Understand the Business Problem
Do not just build a model because you can. Start with a clear business question. What specific decision are you trying to improve? How will the predictions be used? Aligning your model with a clear business goal ensures that the insights you generate are actually valuable.
Communicate the Results Clearly
A highly accurate model is useless if nobody trusts it. You must be able to explain how the model works and what factors are driving its predictions. Use the feature importance reports provided by AutoML to build trust with your stakeholders. Explain the “why” behind the numbers in plain language.
Leveling Up Your Skills

The transition from a traditional reporting analyst to a no-code data scientist requires a shift in mindset. You are no longer just looking at what happened in the past; you are actively shaping the future.
If you are looking to accelerate your journey and master these advanced capabilities, structured learning can make a huge difference. For those serious about mastering the platform, I highly recommend checking out a comprehensive Power BI Course. A good course will take you beyond the basics of DAX and visualization, diving deep into data modeling, Power Query transformations, and advanced analytics techniques.
Conclusion
The era of the no-code data scientist is here, and Power BI is leading the charge.

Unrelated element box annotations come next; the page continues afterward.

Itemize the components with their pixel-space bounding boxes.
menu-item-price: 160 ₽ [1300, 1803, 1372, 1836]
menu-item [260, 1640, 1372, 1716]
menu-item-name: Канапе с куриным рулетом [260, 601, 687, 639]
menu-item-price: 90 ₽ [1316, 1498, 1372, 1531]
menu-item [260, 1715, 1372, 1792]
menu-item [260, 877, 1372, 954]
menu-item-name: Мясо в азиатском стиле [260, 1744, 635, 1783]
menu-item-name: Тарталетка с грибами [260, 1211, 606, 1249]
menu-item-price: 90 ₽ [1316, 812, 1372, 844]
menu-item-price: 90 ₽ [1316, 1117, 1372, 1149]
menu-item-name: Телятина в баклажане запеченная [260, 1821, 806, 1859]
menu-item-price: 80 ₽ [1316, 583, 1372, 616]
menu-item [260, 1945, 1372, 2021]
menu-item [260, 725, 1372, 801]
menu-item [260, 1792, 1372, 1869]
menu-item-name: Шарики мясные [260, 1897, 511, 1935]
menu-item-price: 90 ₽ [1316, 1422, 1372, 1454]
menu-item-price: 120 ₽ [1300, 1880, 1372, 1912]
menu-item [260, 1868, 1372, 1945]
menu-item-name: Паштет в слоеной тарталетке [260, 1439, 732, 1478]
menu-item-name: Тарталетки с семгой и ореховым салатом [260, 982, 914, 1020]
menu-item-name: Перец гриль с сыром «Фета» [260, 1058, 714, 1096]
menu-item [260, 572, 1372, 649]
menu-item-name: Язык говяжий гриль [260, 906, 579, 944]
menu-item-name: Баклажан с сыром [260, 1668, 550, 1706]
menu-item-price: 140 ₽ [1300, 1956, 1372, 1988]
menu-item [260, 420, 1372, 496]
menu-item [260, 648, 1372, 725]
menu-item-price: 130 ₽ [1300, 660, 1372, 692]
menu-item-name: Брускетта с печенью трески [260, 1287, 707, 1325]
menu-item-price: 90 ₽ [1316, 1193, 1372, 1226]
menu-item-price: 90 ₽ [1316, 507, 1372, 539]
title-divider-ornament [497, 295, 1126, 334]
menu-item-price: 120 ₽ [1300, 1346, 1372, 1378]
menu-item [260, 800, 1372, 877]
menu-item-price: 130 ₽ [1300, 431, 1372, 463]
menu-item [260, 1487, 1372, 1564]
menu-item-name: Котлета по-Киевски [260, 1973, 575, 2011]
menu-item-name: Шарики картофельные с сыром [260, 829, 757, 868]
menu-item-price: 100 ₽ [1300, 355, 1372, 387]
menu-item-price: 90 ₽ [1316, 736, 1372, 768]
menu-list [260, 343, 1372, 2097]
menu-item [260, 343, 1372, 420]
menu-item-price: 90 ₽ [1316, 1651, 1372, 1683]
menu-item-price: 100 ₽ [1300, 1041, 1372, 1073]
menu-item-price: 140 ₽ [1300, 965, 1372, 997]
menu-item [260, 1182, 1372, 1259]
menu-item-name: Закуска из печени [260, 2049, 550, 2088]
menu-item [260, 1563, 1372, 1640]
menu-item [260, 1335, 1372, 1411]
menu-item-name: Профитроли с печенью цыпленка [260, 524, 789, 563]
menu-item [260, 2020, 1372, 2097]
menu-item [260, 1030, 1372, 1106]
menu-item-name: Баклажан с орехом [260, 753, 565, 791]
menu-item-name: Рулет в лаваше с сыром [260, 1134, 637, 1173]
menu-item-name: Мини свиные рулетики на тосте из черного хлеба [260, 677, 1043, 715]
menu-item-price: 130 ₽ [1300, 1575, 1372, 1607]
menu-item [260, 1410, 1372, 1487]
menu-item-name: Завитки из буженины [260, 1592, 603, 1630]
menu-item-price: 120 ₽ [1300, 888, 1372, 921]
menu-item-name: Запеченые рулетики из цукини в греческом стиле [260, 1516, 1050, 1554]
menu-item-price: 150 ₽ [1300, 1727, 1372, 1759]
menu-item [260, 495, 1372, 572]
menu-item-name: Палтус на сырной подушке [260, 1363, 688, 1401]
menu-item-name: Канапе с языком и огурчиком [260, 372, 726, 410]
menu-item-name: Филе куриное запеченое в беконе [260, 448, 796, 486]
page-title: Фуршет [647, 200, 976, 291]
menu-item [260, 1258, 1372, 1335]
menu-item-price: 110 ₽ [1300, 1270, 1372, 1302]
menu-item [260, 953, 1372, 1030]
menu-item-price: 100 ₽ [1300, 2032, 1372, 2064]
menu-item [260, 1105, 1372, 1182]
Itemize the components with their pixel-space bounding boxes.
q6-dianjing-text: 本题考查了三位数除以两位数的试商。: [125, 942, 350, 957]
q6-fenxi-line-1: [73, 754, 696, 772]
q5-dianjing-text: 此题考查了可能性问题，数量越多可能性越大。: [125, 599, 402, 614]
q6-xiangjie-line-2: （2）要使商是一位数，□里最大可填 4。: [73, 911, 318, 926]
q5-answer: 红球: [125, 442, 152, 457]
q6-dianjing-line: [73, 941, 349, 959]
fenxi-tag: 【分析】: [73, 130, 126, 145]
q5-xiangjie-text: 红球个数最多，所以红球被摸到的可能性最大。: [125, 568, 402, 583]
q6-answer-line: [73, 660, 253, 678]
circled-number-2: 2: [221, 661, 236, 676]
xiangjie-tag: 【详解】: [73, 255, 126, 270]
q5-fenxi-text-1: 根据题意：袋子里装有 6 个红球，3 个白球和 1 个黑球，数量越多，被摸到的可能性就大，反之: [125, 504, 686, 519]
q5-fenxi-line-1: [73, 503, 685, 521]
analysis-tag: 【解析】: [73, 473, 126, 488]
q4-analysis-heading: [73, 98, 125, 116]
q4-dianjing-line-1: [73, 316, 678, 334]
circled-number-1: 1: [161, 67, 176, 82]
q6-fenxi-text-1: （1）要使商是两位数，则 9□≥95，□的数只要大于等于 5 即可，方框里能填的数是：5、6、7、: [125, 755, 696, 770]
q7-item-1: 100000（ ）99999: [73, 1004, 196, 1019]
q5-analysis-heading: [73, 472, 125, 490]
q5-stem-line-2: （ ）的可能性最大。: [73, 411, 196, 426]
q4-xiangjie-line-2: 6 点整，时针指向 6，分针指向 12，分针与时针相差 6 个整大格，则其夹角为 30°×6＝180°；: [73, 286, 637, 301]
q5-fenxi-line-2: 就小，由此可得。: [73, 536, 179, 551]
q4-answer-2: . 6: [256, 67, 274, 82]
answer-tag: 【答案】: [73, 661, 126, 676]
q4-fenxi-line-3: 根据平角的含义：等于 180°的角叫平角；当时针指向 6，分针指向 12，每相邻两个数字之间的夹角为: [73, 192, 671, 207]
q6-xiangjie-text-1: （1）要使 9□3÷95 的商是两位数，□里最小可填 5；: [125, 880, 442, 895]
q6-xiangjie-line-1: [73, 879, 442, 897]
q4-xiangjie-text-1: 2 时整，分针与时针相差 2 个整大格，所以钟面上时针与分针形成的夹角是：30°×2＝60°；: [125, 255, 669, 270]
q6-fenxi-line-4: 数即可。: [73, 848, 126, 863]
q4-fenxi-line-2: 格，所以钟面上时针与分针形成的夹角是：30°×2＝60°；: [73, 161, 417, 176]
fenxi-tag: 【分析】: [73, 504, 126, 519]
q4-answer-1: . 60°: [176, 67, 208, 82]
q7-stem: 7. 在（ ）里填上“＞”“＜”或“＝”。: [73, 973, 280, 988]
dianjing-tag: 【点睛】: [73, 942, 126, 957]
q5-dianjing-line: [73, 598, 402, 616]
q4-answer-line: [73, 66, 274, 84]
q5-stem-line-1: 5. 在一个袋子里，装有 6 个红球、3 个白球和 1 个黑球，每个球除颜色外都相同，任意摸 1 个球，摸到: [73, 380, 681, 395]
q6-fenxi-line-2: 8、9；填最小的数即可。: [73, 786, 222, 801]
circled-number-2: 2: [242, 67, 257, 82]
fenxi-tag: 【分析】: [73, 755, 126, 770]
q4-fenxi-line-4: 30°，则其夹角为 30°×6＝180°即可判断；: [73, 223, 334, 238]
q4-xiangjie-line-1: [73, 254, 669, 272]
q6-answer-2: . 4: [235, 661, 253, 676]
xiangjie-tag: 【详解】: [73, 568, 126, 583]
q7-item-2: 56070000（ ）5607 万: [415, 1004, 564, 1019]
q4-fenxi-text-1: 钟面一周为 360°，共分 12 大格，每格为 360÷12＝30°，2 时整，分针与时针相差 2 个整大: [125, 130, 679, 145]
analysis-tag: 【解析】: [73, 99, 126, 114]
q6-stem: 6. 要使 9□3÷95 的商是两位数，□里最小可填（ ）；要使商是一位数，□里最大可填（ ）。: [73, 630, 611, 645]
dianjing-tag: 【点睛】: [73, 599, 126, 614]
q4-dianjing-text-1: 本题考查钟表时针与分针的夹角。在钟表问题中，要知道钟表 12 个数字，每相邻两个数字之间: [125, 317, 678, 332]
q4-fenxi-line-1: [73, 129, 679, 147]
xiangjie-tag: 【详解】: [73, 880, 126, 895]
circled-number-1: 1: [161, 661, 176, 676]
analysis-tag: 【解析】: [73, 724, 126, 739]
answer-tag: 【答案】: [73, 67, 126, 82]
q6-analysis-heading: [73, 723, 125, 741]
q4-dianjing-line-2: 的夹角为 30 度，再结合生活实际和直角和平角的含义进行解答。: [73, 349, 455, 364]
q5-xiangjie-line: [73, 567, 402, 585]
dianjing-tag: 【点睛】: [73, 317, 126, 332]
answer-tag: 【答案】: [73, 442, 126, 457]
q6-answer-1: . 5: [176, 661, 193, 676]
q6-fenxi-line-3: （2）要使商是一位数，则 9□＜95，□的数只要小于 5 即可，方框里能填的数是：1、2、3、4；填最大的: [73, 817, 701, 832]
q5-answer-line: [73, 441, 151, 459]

By leveraging AutoML and combining it with the broader Power Platform ecosystem, you can build powerful predictive and prescriptive models entirely within the tools you already know.
This shift empowers business users to drive more value, make better decisions, and solve complex problems faster than ever before. So, open up Power Query, explore your data, and start predicting the future today. The tools are ready when you are.